Justice may seem blind, but it’s also cockeyed
All nights bring darkness, but not all nights are the same, and the inability to discern between the two has led many to be caught up on the blind side of hope.
Last Saturday, the former president of Brazil, Luiz Inácio Lula da Silva, started serving his 12-year prison sentence.
Many applauded and invoked the word “accountability” as if it is the magic word that ends all evil.
Half a world away, South Korea’s former president, Park Geun-hye, was sentenced to double Lula’s term.
Unfortunately, the nuances that are the building blocks of the truth are lost in the euphoria.
Park’s sentencing is about scapegoating, trick-or-treating the masses with mob justice while the culprits continue with the shadiness that keeps them in business.
Park was convicted of collecting or demanding $22 million (R264 million) from the chaebol, including Samsung, and forcing more into donating over $70 million to foundations controlled by her friend.

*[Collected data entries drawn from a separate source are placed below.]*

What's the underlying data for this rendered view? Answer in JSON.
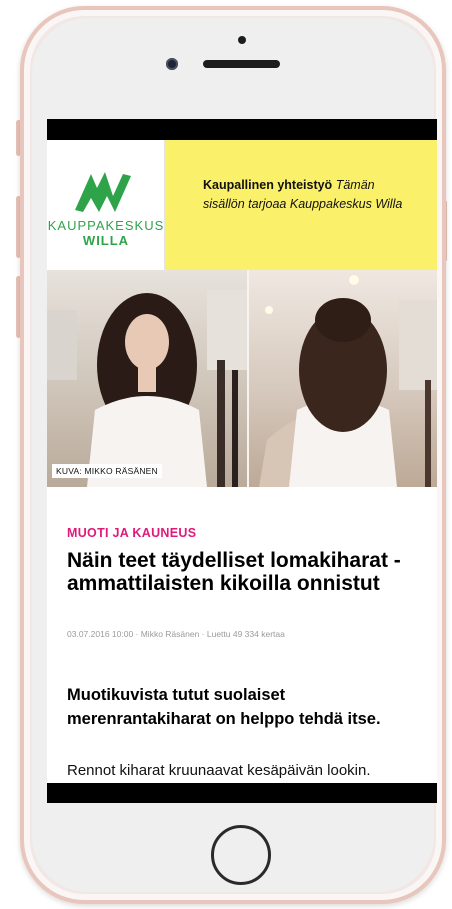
{
  "sponsor": {
    "logo_line1": "KAUPPAKESKUS",
    "logo_line2": "WILLA",
    "label_bold": "Kaupallinen yhteistyö",
    "label_italic": "Tämän sisällön tarjoaa Kauppakeskus Willa"
  },
  "hero": {
    "caption": "KUVA: MIKKO RÄSÄNEN"
  },
  "article": {
    "category": "MUOTI JA KAUNEUS",
    "title": "Näin teet täydelliset lomakiharat - ammattilaisten kikoilla onnistut",
    "meta": "03.07.2016 10:00 ·  Mikko Räsänen  · Luettu 49 334 kertaa",
    "lead": "Muotikuvista tutut suolaiset merenrantakiharat on helppo tehdä itse.",
    "body_first_line": "Rennot kiharat kruunaavat kesäpäivän lookin."
  },
  "colors": {
    "brand_green": "#2fa34a",
    "sponsor_yellow": "#faf06a",
    "category_pink": "#e0197a",
    "phone_frame": "#e9c6bc"
  }
}
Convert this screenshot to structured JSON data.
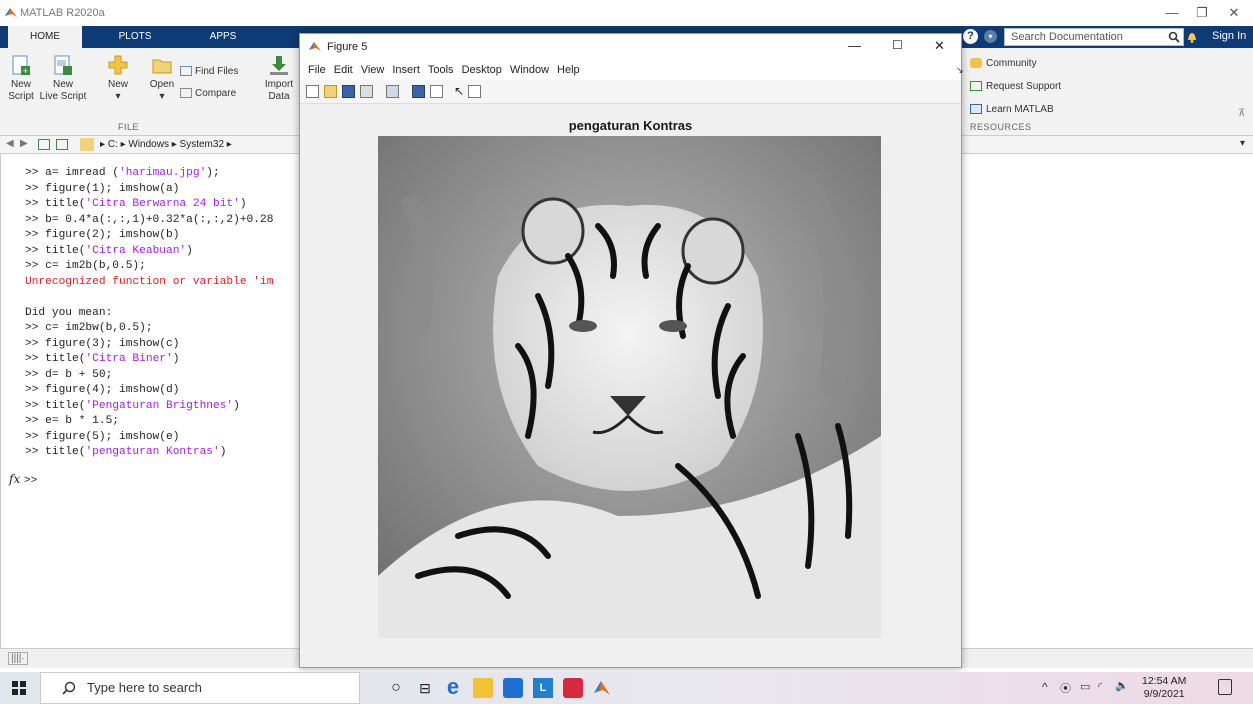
{
  "window": {
    "title": "MATLAB R2020a"
  },
  "ribbon": {
    "tabs": [
      "HOME",
      "PLOTS",
      "APPS"
    ],
    "new_script": [
      "New",
      "Script"
    ],
    "new_live": [
      "New",
      "Live Script"
    ],
    "new": "New",
    "open": "Open",
    "find_files": "Find Files",
    "compare": "Compare",
    "import": [
      "Import",
      "Data"
    ],
    "group_file": "FILE",
    "search_placeholder": "Search Documentation",
    "sign_in": "Sign In",
    "community": "Community",
    "request_support": "Request Support",
    "learn": "Learn MATLAB",
    "group_resources": "RESOURCES"
  },
  "address": {
    "path": [
      "C:",
      "Windows",
      "System32"
    ]
  },
  "command_window": {
    "lines": [
      {
        "p": ">> a= imread (",
        "s": "'harimau.jpg'",
        "e": ");"
      },
      {
        "p": ">> figure(1); imshow(a)",
        "s": "",
        "e": ""
      },
      {
        "p": ">> title(",
        "s": "'Citra Berwarna 24 bit'",
        "e": ")"
      },
      {
        "p": ">> b= 0.4*a(:,:,1)+0.32*a(:,:,2)+0.28",
        "s": "",
        "e": ""
      },
      {
        "p": ">> figure(2); imshow(b)",
        "s": "",
        "e": ""
      },
      {
        "p": ">> title(",
        "s": "'Citra Keabuan'",
        "e": ")"
      },
      {
        "p": ">> c= im2b(b,0.5);",
        "s": "",
        "e": ""
      },
      {
        "err": "Unrecognized function or variable 'im"
      },
      {
        "p": "",
        "s": "",
        "e": ""
      },
      {
        "p": "Did you mean:",
        "s": "",
        "e": ""
      },
      {
        "p": ">> c= im2bw(b,0.5);",
        "s": "",
        "e": ""
      },
      {
        "p": ">> figure(3); imshow(c)",
        "s": "",
        "e": ""
      },
      {
        "p": ">> title(",
        "s": "'Citra Biner'",
        "e": ")"
      },
      {
        "p": ">> d= b + 50;",
        "s": "",
        "e": ""
      },
      {
        "p": ">> figure(4); imshow(d)",
        "s": "",
        "e": ""
      },
      {
        "p": ">> title(",
        "s": "'Pengaturan Brigthnes'",
        "e": ")"
      },
      {
        "p": ">> e= b * 1.5;",
        "s": "",
        "e": ""
      },
      {
        "p": ">> figure(5); imshow(e)",
        "s": "",
        "e": ""
      },
      {
        "p": ">> title(",
        "s": "'pengaturan Kontras'",
        "e": ")"
      }
    ],
    "fx": "fx",
    "prompt": ">>"
  },
  "figure": {
    "title": "Figure 5",
    "menu": [
      "File",
      "Edit",
      "View",
      "Insert",
      "Tools",
      "Desktop",
      "Window",
      "Help"
    ],
    "axes_title": "pengaturan Kontras"
  },
  "taskbar": {
    "search_placeholder": "Type here to search",
    "time": "12:54 AM",
    "date": "9/9/2021"
  },
  "colors": {
    "ribbon_tab_bg": "#0d3b75",
    "matlab_orange": "#e0701f",
    "string": "#a020f0",
    "error": "#e02020"
  }
}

South Korea is a Western democratic country, at least on paper, but it is governed by chaebols, or a handful of family-controlled conglomerates.
Park was felled by popular uprising and was impeached. The nuance everyone ignores is that the people shouted on the streets that the chaebol are accomplices.
In the real world, the corporations are the real criminals and the politicians are accomplices. The latter come and go while the chaebol lies in wait to ingest the next politician.
Rooting out corruption in South Korea is a lot more than extracting a rotten tooth. It is closer to uprooting the only tree that prevents soil erosion.
The politicians gave Korean conglomerates tax breaks, which allowed them to grow in international markets.
In return, the politicians turned the chaebol into their personal ATMs.
Lula’s case is the textbook example of the question posed by the Roman poet Juvenal: Quis custodiet ipsos custodes? translated as who will guard the guards themselves?
Indeed, who will guard the judiciary and make sure the people are protected from boys’ club justice and the settling of old-school-tie scores?
In theory, justice is blind, but those who lived through apartheid have learnt from experience that justice can be both crooked and cockeyed.
This is because the judges are not raised in a clinical laboratory free from all human vices.
Instead, they are raised with the preferences and prejudices of their time.
Da Silva was convicted as a way of removing him from the national elections he is poised to win.
He is the leading candidate in the opinion polls for the elections scheduled for October. He was forced to hand himself over to police to start serving jail time while the appeal is under way and before all the avenues of justice are exhausted.
If the higher court eventually finds him not guilty, how will the court restore his time lost behind bars? How will it repay the people of Brazil for denying them their democratic choice?
Let’s go back to the abortion of justice.
Da Silva, his wife Marisa and Leo Pinheiro, the former president of Brazilian conglomerate OAS, were charged with corruption.
The former presidential couple were accused of asking for an apartment along with some “improvements”, to the tune of about $1 million.
Judge Sergio Moro put Pinheiro in temporary custody for two years while the Da Silvas remained outside. Marisa died during the process and Pinheiro turned state witness.
The state couldn’t provide any evidence beyond Pinheiro’s word.
Hopefully, the people of Brazil will answer Juvenal and prove that the people will guard the guards.